Frédéric Michalak : Au-delà du stade
Joueur devenu icône, Frédéric Michalak est la force tranquille du rugby.
Il aurait voulu être footballeur, mais s’il est bien devenu un « Dieu du stade », c’est sous l’égide du ballon ovale, qui l’a consacré plusieurs fois champion de France, champion d’Europe et auteur en « bleu » de deux grands chelems. Pourtant, contrairement à l’aisance et à la facilité qu’il affiche sur le terrain, tout n’a pas toujours été simple pour Frédéric Michalak, icône du rugby et quasi seule star populaire issue de ce sport, aux côtés de son contraire esthétique, Sébastien Chabal. Ses secrets : des règles de vie rigoureuses et précises, mais surtout une philosophie qu’on pourrait résumer à « carpe diem » si elle ne s’assortissait d’un humanisme et d’un goût de l’effort hors pair.
Mi-décembre, un samedi de Coupe d’Europe, cinq clubs français
dont le vôtre, le Stade toulousain, étaient en lice. Le bilan fut sans bavure : cinq défaites. Faut-il
s’en inquiéter ?
Non. Presque tous ces clubs jouaient
à l’extérieur et deux, dont nous, ont obtenu le point de bonus défensif. Dans une année il y a toujours des périodes difficiles à gérer. L’arrivée de l’hiver surprend moins les Anglo-Saxons que les Latins. Et puis
c’est dur de gagner à Cardiff.
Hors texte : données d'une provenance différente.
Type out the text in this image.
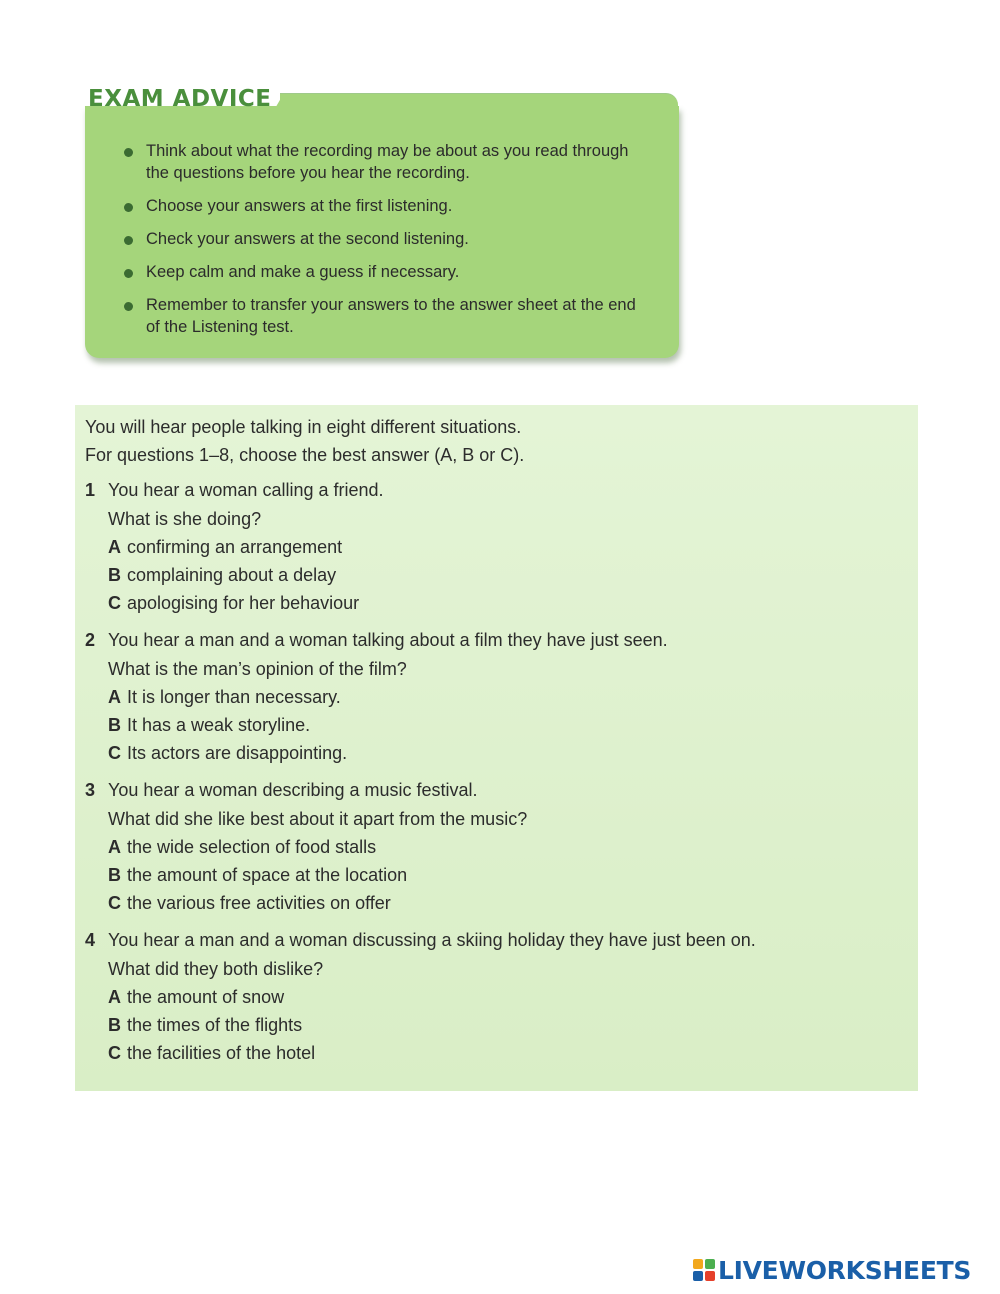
EXAM ADVICE
Think about what the recording may be about as you read through the questions before you hear the recording.
Choose your answers at the first listening.
Check your answers at the second listening.
Keep calm and make a guess if necessary.
Remember to transfer your answers to the answer sheet at the end of the Listening test.

You will hear people talking in eight different situations.

For questions 1–8, choose the best answer (A, B or C).

1 You hear a woman calling a friend.

What is she doing?

A confirming an arrangement

B complaining about a delay

C apologising for her behaviour

2 You hear a man and a woman talking about a film they have just seen.

What is the man’s opinion of the film?

A It is longer than necessary.

B It has a weak storyline.

C Its actors are disappointing.

3 You hear a woman describing a music festival.

What did she like best about it apart from the music?

A the wide selection of food stalls

B the amount of space at the location

C the various free activities on offer

4 You hear a man and a woman discussing a skiing holiday they have just been on.

What did they both dislike?

A the amount of snow

B the times of the flights

C the facilities of the hotel

LIVEWORKSHEETS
Les Gallois
se préparent toujours parfaitement pour
ce genre de matchs.
Quinze jours plus tôt, les All Blacks avaient donné aux Bleus une véritable correction. Après les deux précédentes victoires contre eux, cette déroute n’était-elle pas alarmante ?
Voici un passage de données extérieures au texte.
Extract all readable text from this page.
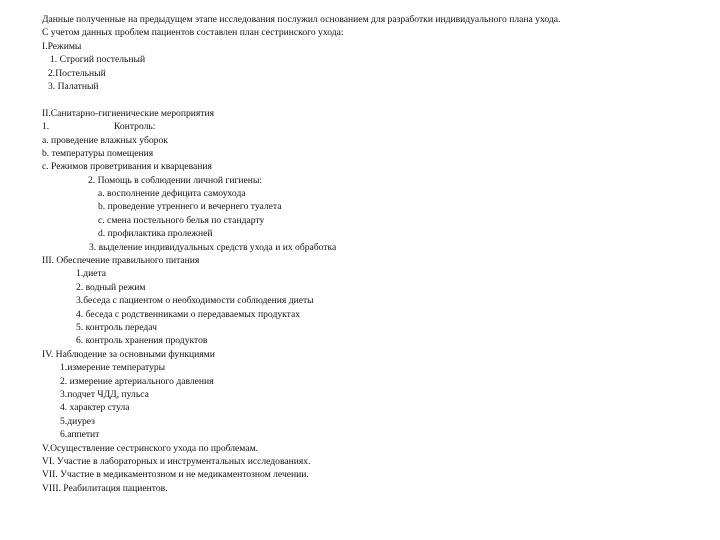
Данные полученные на предыдущем этапе исследования послужил основанием для разработки индивидуального плана ухода.
С учетом данных проблем пациентов составлен план сестринского ухода:
I.Режимы
1. Строгий постельный
2.Постельный
3. Палатный
II.Санитарно-гигиенические мероприятия
1.	Контроль:
a. проведение влажных уборок
b. температуры помещения
c. Режимов проветривания и кварцевания
2. Помощь в соблюдении личной гигиены:
a. восполнение дефицита самоухода
b. проведение утреннего и вечернего туалета
c. смена постельного белья по стандарту
d. профилактика пролежней
3. выделение индивидуальных средств ухода и их обработка
III. Обеспечение правильного питания
1.диета
2. водный режим
3.беседа с пациентом о необходимости соблюдения диеты
4. беседа с родственниками о передаваемых продуктах
5. контроль передач
6. контроль хранения продуктов
IV. Наблюдение за основными функциями
1.измерение температуры
2. измерение артериального давления
3.подчет ЧДД, пульса
4. характер стула
5.диурез
6.аппетит
V.Осуществление сестринского ухода по проблемам.
VI. Участие в лабораторных и инструментальных исследованиях.
VII. Участие в медикаментозном и не медикаментозном лечении.
VIII. Реабилитация пациентов.
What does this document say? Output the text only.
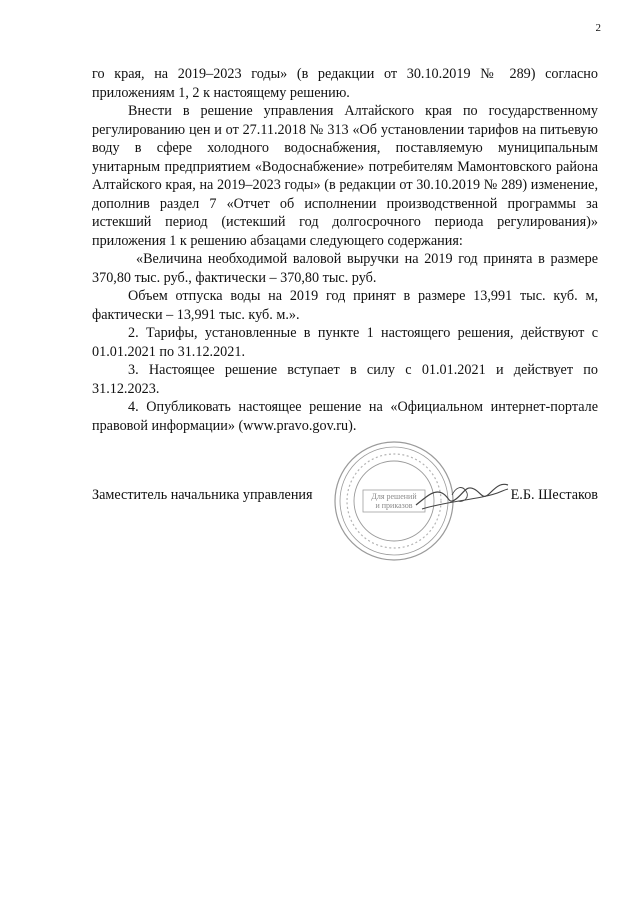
2

го края, на 2019–2023 годы» (в редакции от 30.10.2019 № 289) согласно приложениям 1, 2 к настоящему решению.

Внести в решение управления Алтайского края по государственному регулированию цен и от 27.11.2018 № 313 «Об установлении тарифов на питьевую воду в сфере холодного водоснабжения, поставляемую муниципальным унитарным предприятием «Водоснабжение» потребителям Мамонтовского района Алтайского края, на 2019–2023 годы» (в редакции от 30.10.2019 № 289) изменение, дополнив раздел 7 «Отчет об исполнении производственной программы за истекший период (истекший год долгосрочного периода регулирования)» приложения 1 к решению абзацами следующего содержания:

«Величина необходимой валовой выручки на 2019 год принята в размере 370,80 тыс. руб., фактически – 370,80 тыс. руб.

Объем отпуска воды на 2019 год принят в размере 13,991 тыс. куб. м, фактически – 13,991 тыс. куб. м.».

2. Тарифы, установленные в пункте 1 настоящего решения, действуют с 01.01.2021 по 31.12.2021.

3. Настоящее решение вступает в силу с 01.01.2021 и действует по 31.12.2023.

4. Опубликовать настоящее решение на «Официальном интернет-портале правовой информации» (www.pravo.gov.ru).

Для решений
и приказов
Заместитель начальника управления	Е.Б. Шестаков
Elle n’a rien eu de surprenant. Les Blacks demeurent les Blacks. Un jour tu arrives
à les tenir et tu peux éventuellement passer. La fois d’après, avec un peu de crispation et pas mal de chance, tu réédites l’exploit. Mais, dans la logique, s’ils se libèrent, ils te mettent quarante points !
Oublié par Lièvremont depuis pas mal de temps, enfin rappelé avant le match test contre l’Afrique du Sud, vous n’avez finalement pas joué et avez, en une question (« Qu’est-ce que j’ai fait de mal ? »), livré votre état d’âme… Franchement dépité ?
Disons suffisamment pour se poser des questions ! À partir du moment où je suis appelé et où je ne joue pas, je me dis : « Qu’est-ce que j’ai fait de mal pour ne pas avoir ma chance ? » L’important, c’est le terrain. Encore faut-il y entrer ! L’entraîneur fait ses choix, rien de plus normal. À moi de lui prouver que je mérite d’être choisi !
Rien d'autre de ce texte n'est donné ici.